Link Between Severe Obesity and DISH-Related Spinal Changes Identified

A recent study published in The Journal of Rheumatology has established a significant association between severe obesity and radiographic changes linked to diffuse idiopathic skeletal hyperostosis (DISH) in patients suffering from metabolic syndrome (MetS). Conducted by Dr. David Kiefer, MD, from Ruhr-Universität Bochum in Herne, Germany, the research analyzed the impact of varying obesity classes on the incidence of DISH-related spinal changes among 124 MetS patients, all of whom had underlying conditions such as diabetes and hypertension and a body mass index (BMI) of 25 or higher.
The study categorized participants into four obesity classes: Class 0 (BMI 25.0-29.9), Class I (BMI 30.0-34.9), Class II (BMI 35.0-39.9), and Class III (BMI ≥ 40).

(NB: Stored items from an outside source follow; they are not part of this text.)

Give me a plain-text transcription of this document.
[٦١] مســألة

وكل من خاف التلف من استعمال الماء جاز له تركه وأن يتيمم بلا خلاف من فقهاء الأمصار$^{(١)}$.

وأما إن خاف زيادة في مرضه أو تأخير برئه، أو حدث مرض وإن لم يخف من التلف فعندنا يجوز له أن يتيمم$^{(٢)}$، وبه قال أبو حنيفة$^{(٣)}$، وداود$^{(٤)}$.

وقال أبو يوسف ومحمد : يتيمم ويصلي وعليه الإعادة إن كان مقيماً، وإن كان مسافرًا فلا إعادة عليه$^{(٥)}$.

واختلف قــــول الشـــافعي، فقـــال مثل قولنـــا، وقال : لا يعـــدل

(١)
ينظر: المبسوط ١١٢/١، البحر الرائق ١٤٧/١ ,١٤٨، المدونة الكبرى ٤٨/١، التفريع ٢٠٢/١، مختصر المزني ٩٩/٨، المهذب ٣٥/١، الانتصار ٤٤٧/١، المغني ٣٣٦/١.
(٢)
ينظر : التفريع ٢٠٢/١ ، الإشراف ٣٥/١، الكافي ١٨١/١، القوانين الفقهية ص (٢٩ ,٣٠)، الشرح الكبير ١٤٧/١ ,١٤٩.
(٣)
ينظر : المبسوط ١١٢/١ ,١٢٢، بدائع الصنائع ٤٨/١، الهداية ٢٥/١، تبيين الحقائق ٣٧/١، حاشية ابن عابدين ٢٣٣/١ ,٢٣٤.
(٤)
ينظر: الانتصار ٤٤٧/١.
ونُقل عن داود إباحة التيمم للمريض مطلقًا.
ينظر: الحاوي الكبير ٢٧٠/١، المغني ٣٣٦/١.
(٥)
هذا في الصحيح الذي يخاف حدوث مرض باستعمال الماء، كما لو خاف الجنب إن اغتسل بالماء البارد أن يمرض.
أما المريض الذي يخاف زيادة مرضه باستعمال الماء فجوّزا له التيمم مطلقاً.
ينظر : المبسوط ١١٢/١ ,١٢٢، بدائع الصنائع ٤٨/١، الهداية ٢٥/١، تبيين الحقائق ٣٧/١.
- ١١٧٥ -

Radiographic assessments of the spine and chest were performed to identify the presence of DISH-related chunky spondylophytes versus degenerative spondylophytes. The diagnosis of DISH was confirmed when spondylophytes spanned at least four contiguous vertebrae.
Findings indicated that approximately 33.9% of participants diagnosed with MetS also exhibited DISH. Notably, patients with DISH presented with a significantly higher presence of DISH-related chunky spondylophytes (p < 0.0001) and a lower incidence of degenerative spondylophytes (p = 0.04) compared to those without DISH. Furthermore, individuals classified in obesity classes II and III displayed a marked increase in DISH-related chunky spondylophytes compared to those in classes 0 and I (14.1 vs. 9.7, although the difference was not statistically significant).

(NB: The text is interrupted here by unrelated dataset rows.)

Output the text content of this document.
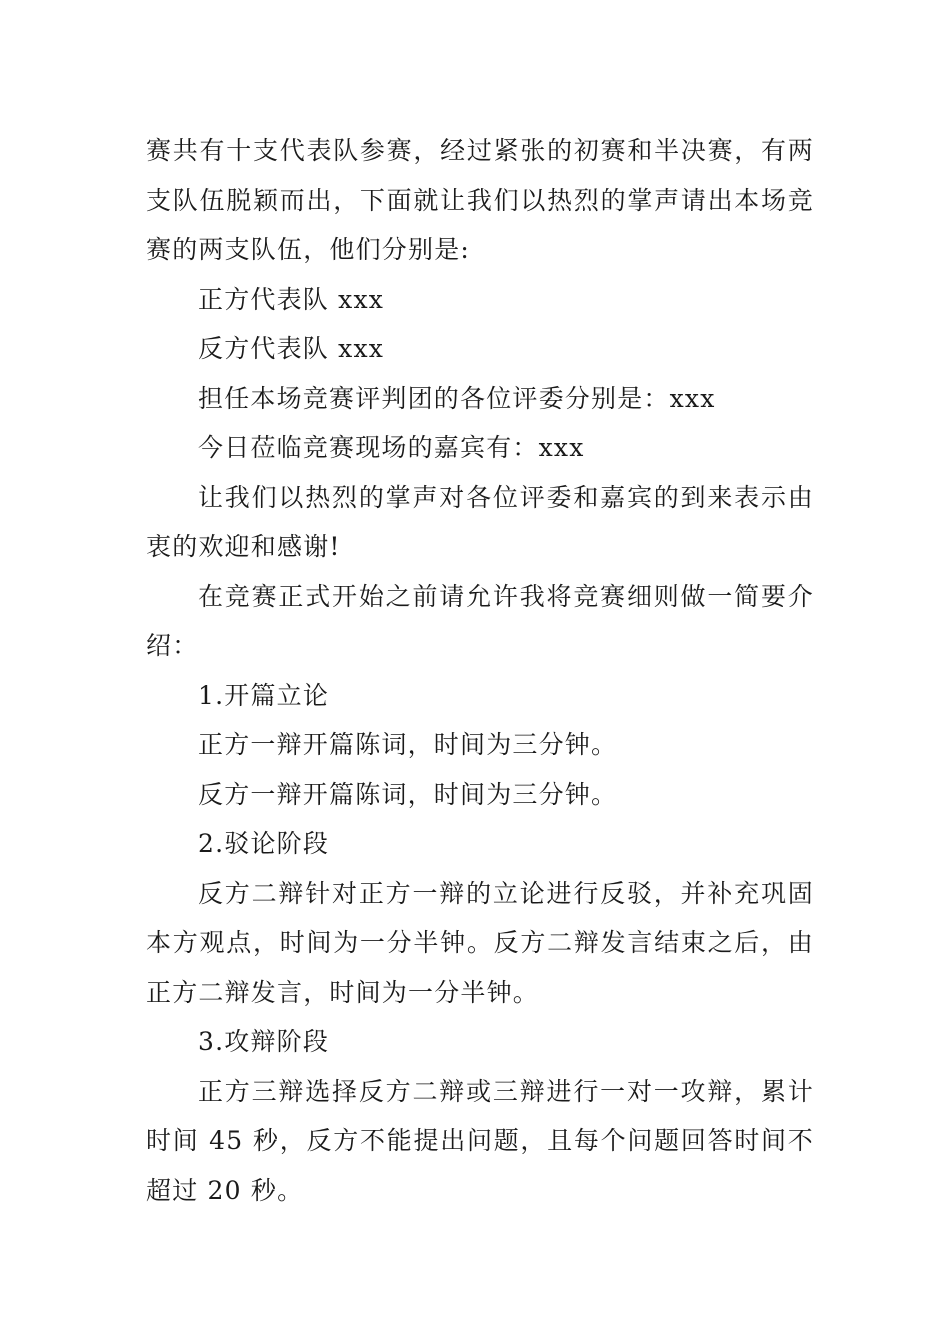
赛共有十支代表队参赛，经过紧张的初赛和半决赛，有两支队伍脱颖而出，下面就让我们以热烈的掌声请出本场竞赛的两支队伍，他们分别是:

正方代表队 xxx

反方代表队 xxx

担任本场竞赛评判团的各位评委分别是：xxx

今日莅临竞赛现场的嘉宾有：xxx

让我们以热烈的掌声对各位评委和嘉宾的到来表示由衷的欢迎和感谢!

在竞赛正式开始之前请允许我将竞赛细则做一简要介绍：

1.开篇立论

正方一辩开篇陈词，时间为三分钟。

反方一辩开篇陈词，时间为三分钟。

2.驳论阶段

反方二辩针对正方一辩的立论进行反驳，并补充巩固本方观点，时间为一分半钟。反方二辩发言结束之后，由正方二辩发言，时间为一分半钟。

3.攻辩阶段

正方三辩选择反方二辩或三辩进行一对一攻辩，累计时间 45 秒，反方不能提出问题，且每个问题回答时间不超过 20 秒。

The implications of these findings are substantial, suggesting that obesity may not merely serve as a comorbid condition but could actively contribute to the formation of DISH-related spinal changes. Dr. Kiefer emphasized the importance of integrating weight management into the clinical treatment of MetS patients, as effective weight control could potentially mitigate the progression of DISH-related spondylophytes.
Despite the compelling results, the study's retrospective design raises concerns about potential selection bias, and the participant cohort's specific focus on MetS patients may limit the generalizability of the findings to broader populations lacking this syndrome. The authors disclosed that the study received no financial backing and reported no conflicts of interest.

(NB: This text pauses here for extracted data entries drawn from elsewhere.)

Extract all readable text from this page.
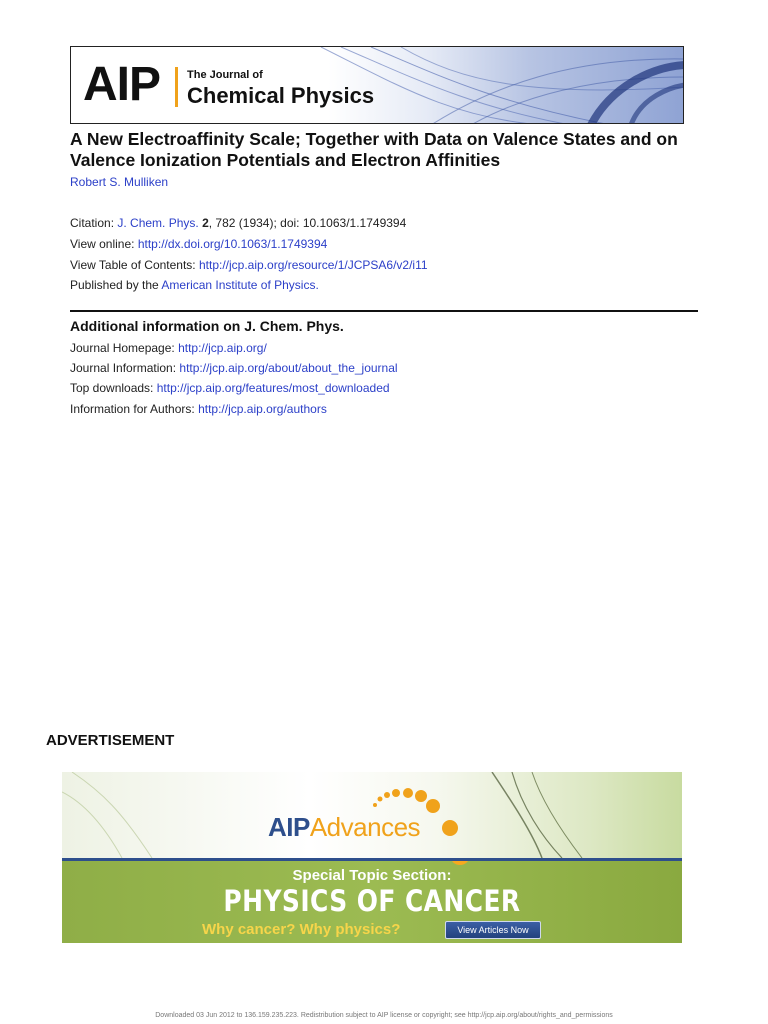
AIP The Journal of
Chemical Physics
A New Electroaffinity Scale; Together with Data on Valence States and on Valence Ionization Potentials and Electron Affinities
Robert S. Mulliken
Citation: J. Chem. Phys. 2, 782 (1934); doi: 10.1063/1.1749394
View online: http://dx.doi.org/10.1063/1.1749394
View Table of Contents: http://jcp.aip.org/resource/1/JCPSA6/v2/i11
Published by the American Institute of Physics.
Additional information on J. Chem. Phys.
Journal Homepage: http://jcp.aip.org/
Journal Information: http://jcp.aip.org/about/about_the_journal
Top downloads: http://jcp.aip.org/features/most_downloaded
Information for Authors: http://jcp.aip.org/authors
ADVERTISEMENT
AIPAdvances
Special Topic Section:
PHYSICS OF CANCER
Why cancer? Why physics?	View Articles Now
Downloaded 03 Jun 2012 to 136.159.235.223. Redistribution subject to AIP license or copyright; see http://jcp.aip.org/about/rights_and_permissions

As obesity rates continue to rise globally, this study adds to the growing body of research underscoring the relationship between obesity and skeletal health, particularly in patients with metabolic syndrome. Further research is necessary to explore the underlying mechanisms linking obesity and DISH, as well as to assess the impact of targeted interventions on improving outcomes for affected individuals.